Although his current focus is still providing care to patients, Posner hopes to reshape cancer care at UCMed more broadly by allowing patients to see all the necessary doctors in one visit and rebuilding ties with the South Side community.
“We’re focusing on multidisciplinary care where patients will come in and see a surgeon, medical oncologist, [and] a radiation oncologist in one visit,” he said. “Not… one week they see me, and the next week they see somebody else. When people get diagnosed with cancer, it is a defining moment in their life.… It’s frightening to them, and we should make that journey easy.”
Furthermore, Posner also wants to make cancer care feel more accessible to the South Side community, where cancer incidence is significantly higher and mortality rates are nearly double the national average.
“People are… not feeling comfortable coming into a medical center for whatever reason,” Posner said. “That doesn’t mean we haven’t tried; it’s just a multifactorial [issue].”
Posner added that many patients will actively leave the South Side for their cancer care despite UCCCC offering comprehensive services close to home. “I strongly believe they don’t need to; we have everything here for them,” he said. “[That’s why] we’ve really spent a lot of time working with our community leaders… in creating the blueprint for the new cancer pavilion.”
Posner outlined several paths UCCCC could take to rebuild trust and make patients feel more comfortable staying on the South Side for their care. These include increasing screenings in the community, educating residents about the importance of early cancer detection, and addressing misconceptions about clinical trials.

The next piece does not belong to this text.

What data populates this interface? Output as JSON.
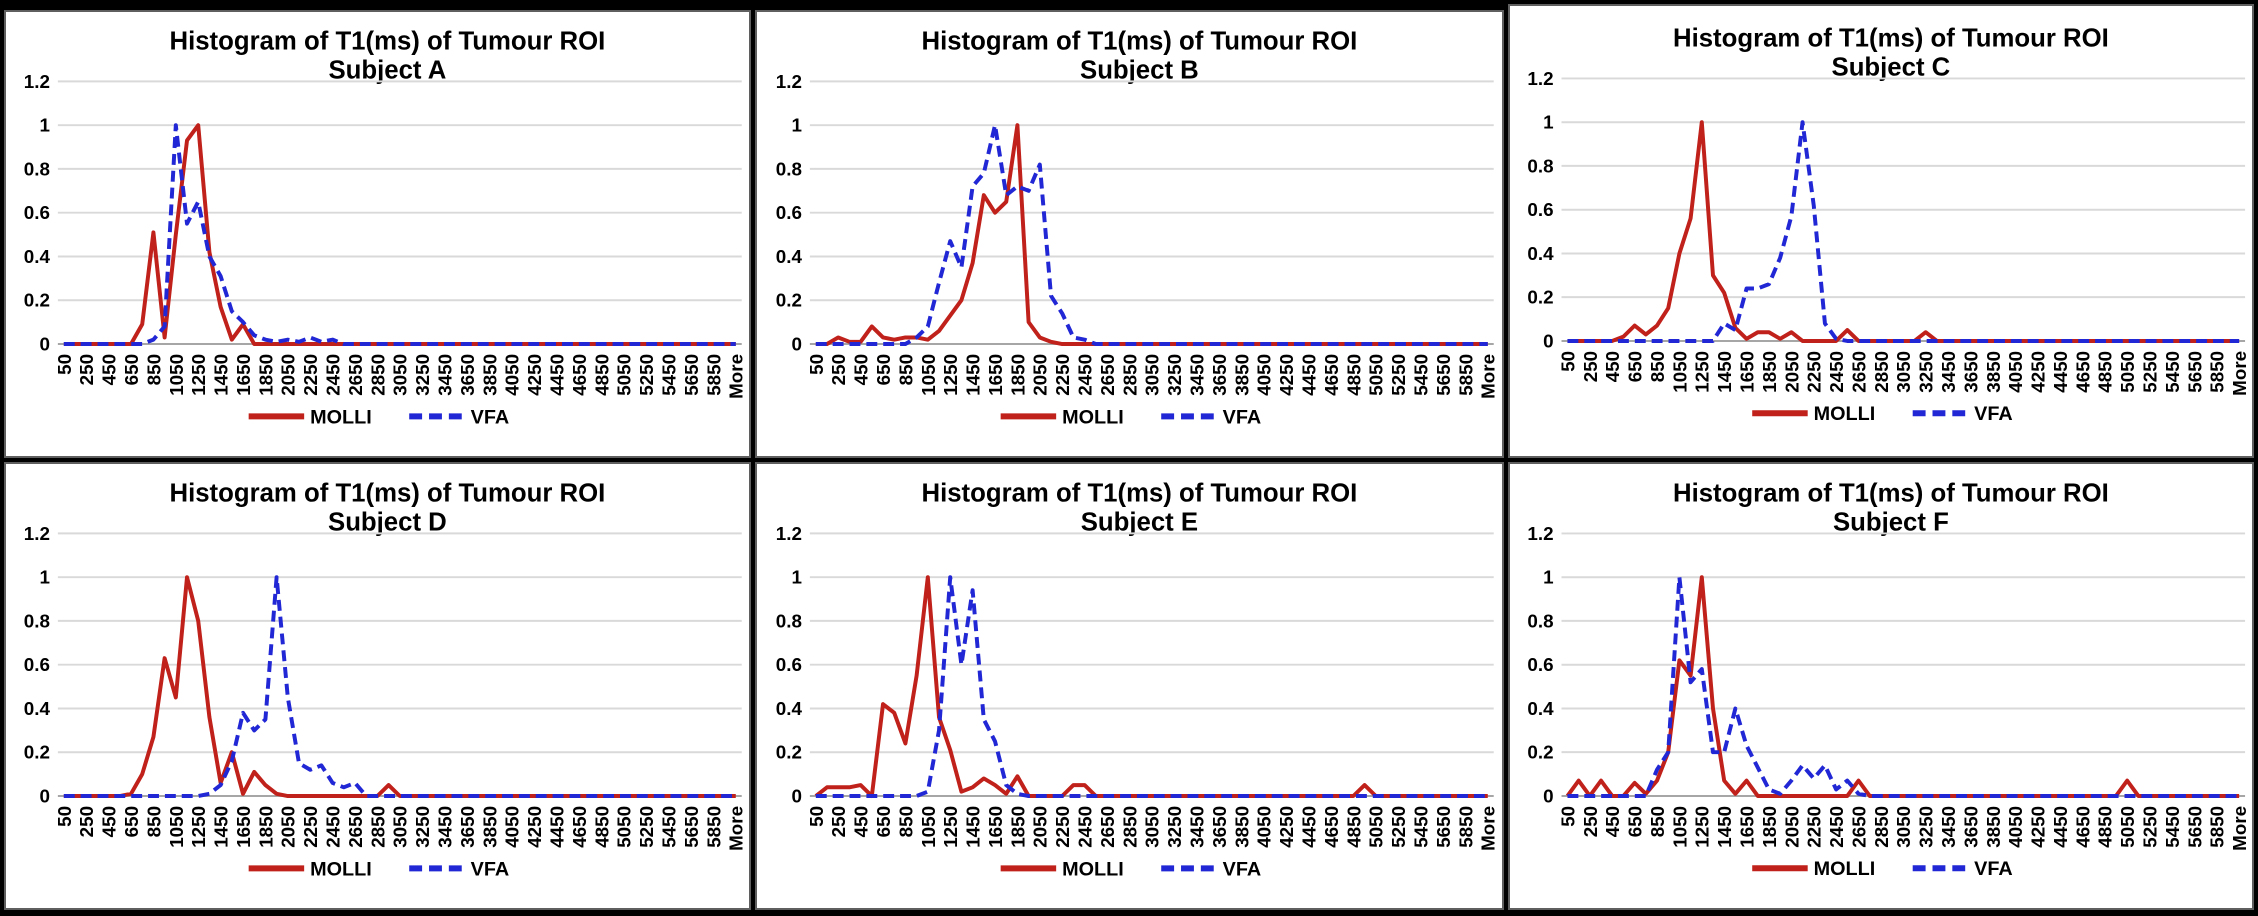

Posner noted that clinical trials can often be perceived as “experimentation,” but in reality, they play a critical role in ensuring that patients receive optimal care.

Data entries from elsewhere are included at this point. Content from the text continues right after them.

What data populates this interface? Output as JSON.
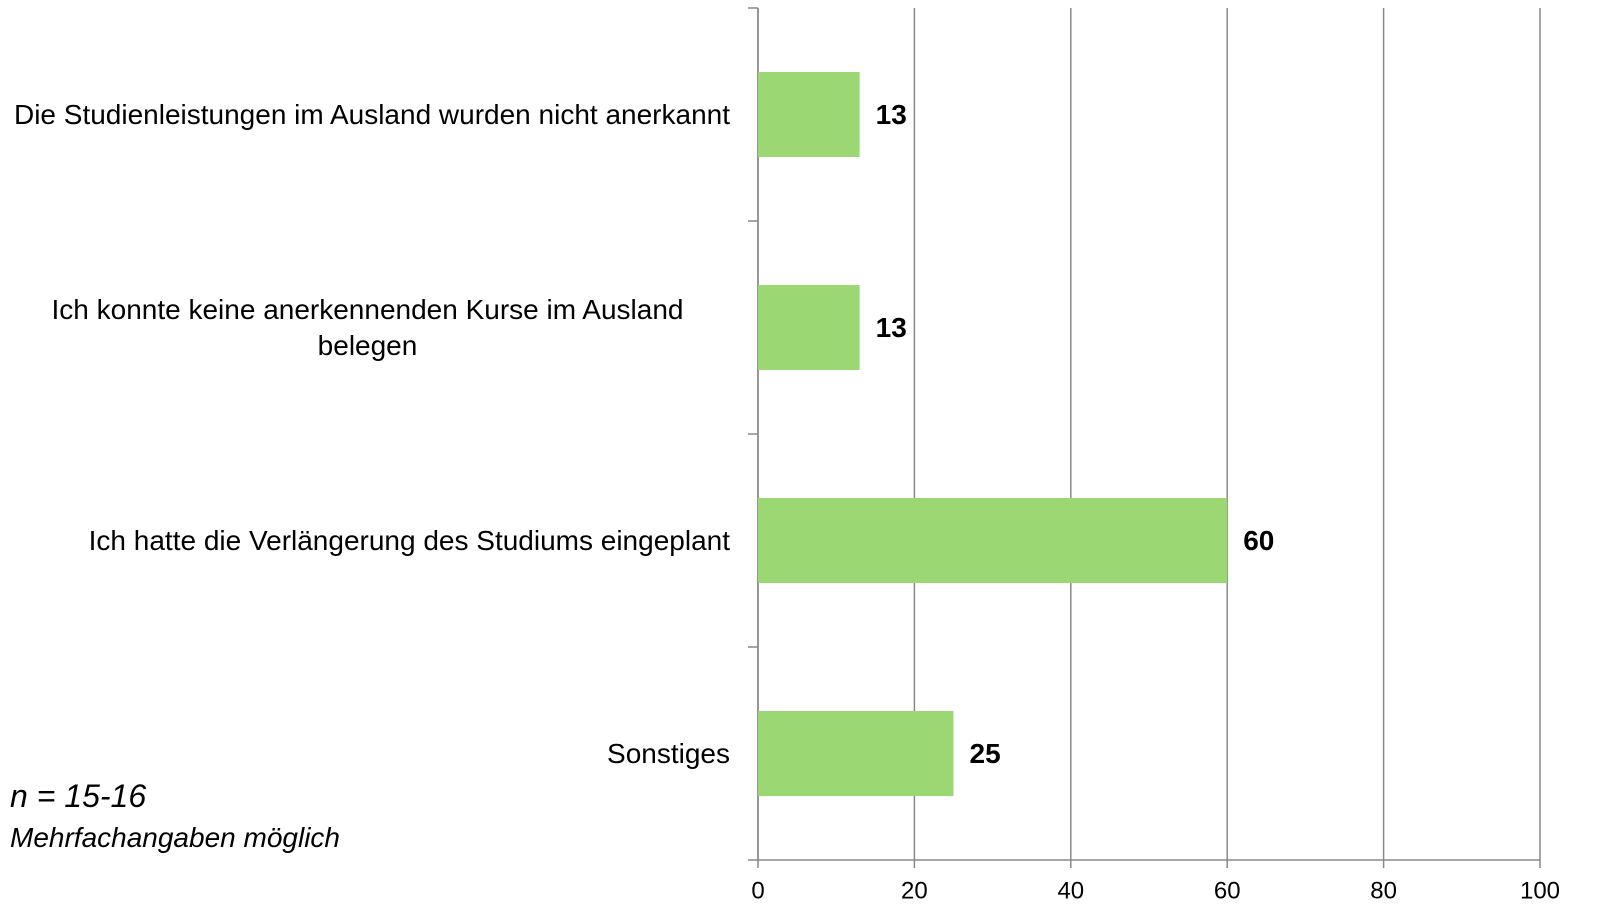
{
  "chart_data": {
    "type": "bar",
    "orientation": "horizontal",
    "categories": [
      "Die Studienleistungen im Ausland wurden nicht anerkannt",
      "Ich konnte keine anerkennenden Kurse im Ausland belegen",
      "Ich hatte die Verlängerung des Studiums eingeplant",
      "Sonstiges"
    ],
    "values": [
      13,
      13,
      60,
      25
    ],
    "color": "#9bd873",
    "xlim": [
      0,
      100
    ],
    "xticks": [
      0,
      20,
      40,
      60,
      80,
      100
    ],
    "grid": true,
    "annotations": [
      "n = 15-16",
      "Mehrfachangaben möglich"
    ]
  }
}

“All those things create an environment of welcoming and making people feel that they’re in the right place,” he said.
Posner believes that technology can be used to help people understand the benefits of medicine and highlight the quality of care being provided. “Using technology and the display of how something that was thought of in a laboratory, [as] a hypothesis, has translated into the development of a new drug that has improved [patient] outcomes,” he said.
For example, Posner has considered installing displays within the new cancer pavilion, viewing it as a potential step forward for UCCCC. “Having monitors built into the institution that [are] just showing what we do, that we’re not just… providing care, but we’re defining care.”
Building on this vision, Posner expressed enthusiasm about the future of cancer care at UCMed, specifically as the new cancer pavilion is being built.
“I’m very excited about what’s going on here [at UCMed], and I think it’s a very important time for us. Building this new [cancer] pavilion, the investment that’s being made—that will really create a unique opportunity,” Posner said. “The building’s the building, but how care is delivered in that building, how we make it more accessible to our own community around us and deliver on the service that we think is critical—that’s going to be the game changer.”